Jay Chou's first MV trailer has been officially released, what are your expectations?

The most reasonable expectation is not simply “another big-budget Jay Chou visual,” but a signal about where he wants to place this phase of his career. A first trailer matters because it does more than preview a song: it establishes visual ambition, narrative tone, and the extent to which the new release is leaning toward nostalgia, experimentation, or myth-making. With an artist like Jay Chou, fans are rarely reacting only to one MV; they are reacting to whether the work feels like a continuation of his classic creative identity or a polished but thinner replay of it.

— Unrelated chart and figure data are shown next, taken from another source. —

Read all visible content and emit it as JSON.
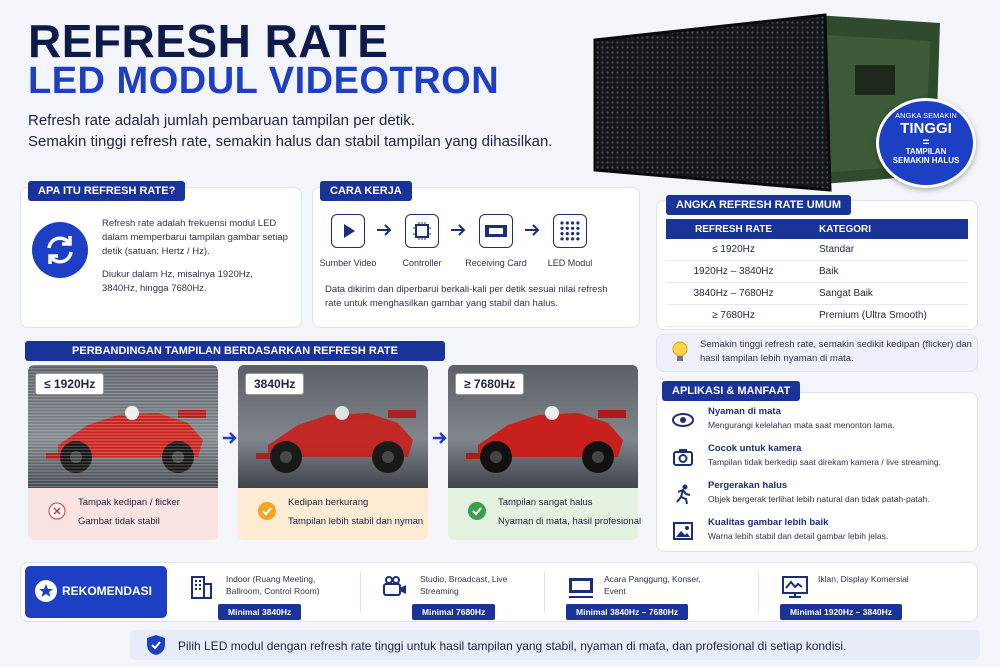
{
  "header": {
    "title_line1": "REFRESH RATE",
    "title_line2": "LED MODUL VIDEOTRON",
    "description": [
      "Refresh rate adalah jumlah pembaruan tampilan per detik.",
      "Semakin tinggi refresh rate, semakin halus dan stabil tampilan yang dihasilkan."
    ]
  },
  "badge": {
    "top": "ANGKA SEMAKIN",
    "big": "TINGGI",
    "equals": "=",
    "bottom": [
      "TAMPILAN",
      "SEMAKIN HALUS"
    ]
  },
  "what_is": {
    "title": "APA ITU REFRESH RATE?",
    "paragraphs": [
      "Refresh rate adalah frekuensi modul LED dalam memperbarui tampilan gambar setiap detik (satuan: Hertz / Hz).",
      "Diukur dalam Hz, misalnya 1920Hz, 3840Hz, hingga 7680Hz."
    ]
  },
  "how_it_works": {
    "title": "CARA KERJA",
    "steps": [
      "Sumber Video",
      "Controller",
      "Receiving Card",
      "LED Modul"
    ],
    "description": "Data dikirim dan diperbarui berkali-kali per detik sesuai nilai refresh rate untuk menghasilkan gambar yang stabil dan halus."
  },
  "table": {
    "title": "ANGKA REFRESH RATE UMUM",
    "headers": [
      "REFRESH RATE",
      "KATEGORI"
    ],
    "rows": [
      [
        "≤ 1920Hz",
        "Standar"
      ],
      [
        "1920Hz – 3840Hz",
        "Baik"
      ],
      [
        "3840Hz – 7680Hz",
        "Sangat Baik"
      ],
      [
        "≥ 7680Hz",
        "Premium (Ultra Smooth)"
      ]
    ],
    "note": "Semakin tinggi refresh rate, semakin sedikit kedipan (flicker) dan hasil tampilan lebih nyaman di mata."
  },
  "comparison": {
    "title": "PERBANDINGAN TAMPILAN BERDASARKAN REFRESH RATE",
    "panels": [
      {
        "label": "≤ 1920Hz",
        "notes": [
          "Tampak kedipan / flicker",
          "Gambar tidak stabil"
        ]
      },
      {
        "label": "3840Hz",
        "notes": [
          "Kedipan berkurang",
          "Tampilan lebih stabil dan nyman"
        ]
      },
      {
        "label": "≥ 7680Hz",
        "notes": [
          "Tampilan sangat halus",
          "Nyaman di mata, hasil profesional"
        ]
      }
    ]
  },
  "applications": {
    "title": "APLIKASI & MANFAAT",
    "items": [
      {
        "title": "Nyaman di mata",
        "desc": "Mengurangi kelelahan mata saat menonton lama."
      },
      {
        "title": "Cocok untuk kamera",
        "desc": "Tampilan tidak berkedip saat direkam kamera / live streaming."
      },
      {
        "title": "Pergerakan halus",
        "desc": "Objek bergerak terlihat lebih natural dan tidak patah-patah."
      },
      {
        "title": "Kualitas gambar lebih baik",
        "desc": "Warna lebih stabil dan detail gambar lebih jelas."
      }
    ]
  },
  "recommendation": {
    "title": "REKOMENDASI",
    "items": [
      {
        "desc": "Indoor (Ruang Meeting, Ballroom, Control Room)",
        "badge": "Minimal 3840Hz"
      },
      {
        "desc": "Studio, Broadcast, Live Streaming",
        "badge": "Minimal 7680Hz"
      },
      {
        "desc": "Acara Panggung, Konser, Event",
        "badge": "Minimal 3840Hz – 7680Hz"
      },
      {
        "desc": "Iklan, Display Komersial",
        "badge": "Minimal 1920Hz – 3840Hz"
      }
    ]
  },
  "footer": {
    "text": "Pilih LED modul dengan refresh rate tinggi untuk hasil tampilan yang stabil, nyaman di mata, dan profesional di setiap kondisi."
  }
}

What people are likely hoping for can be divided into three layers. The first is musical and visual coherence: the trailer should suggest that the MV has a clear concept rather than just expensive imagery. The second is artistic freshness: after such a long career, audiences do not merely want technical competence, they want evidence of a new emotional or stylistic angle. The third is symbolic weight. For many listeners, a Jay Chou release is still judged against the memory of his strongest eras, so even a trailer becomes a referendum on whether he can still create an event rather than simply release content.

In that sense, the right expectation is ambitious but not naïve. Fans can reasonably hope for strong visual storytelling, a memorable melodic hook, and a sense that the project has been carefully authored rather than assembled by formula. What will disappoint people is not necessarily simplicity, but emptiness. If the trailer suggests intention, atmosphere, and confidence, then anticipation will build naturally.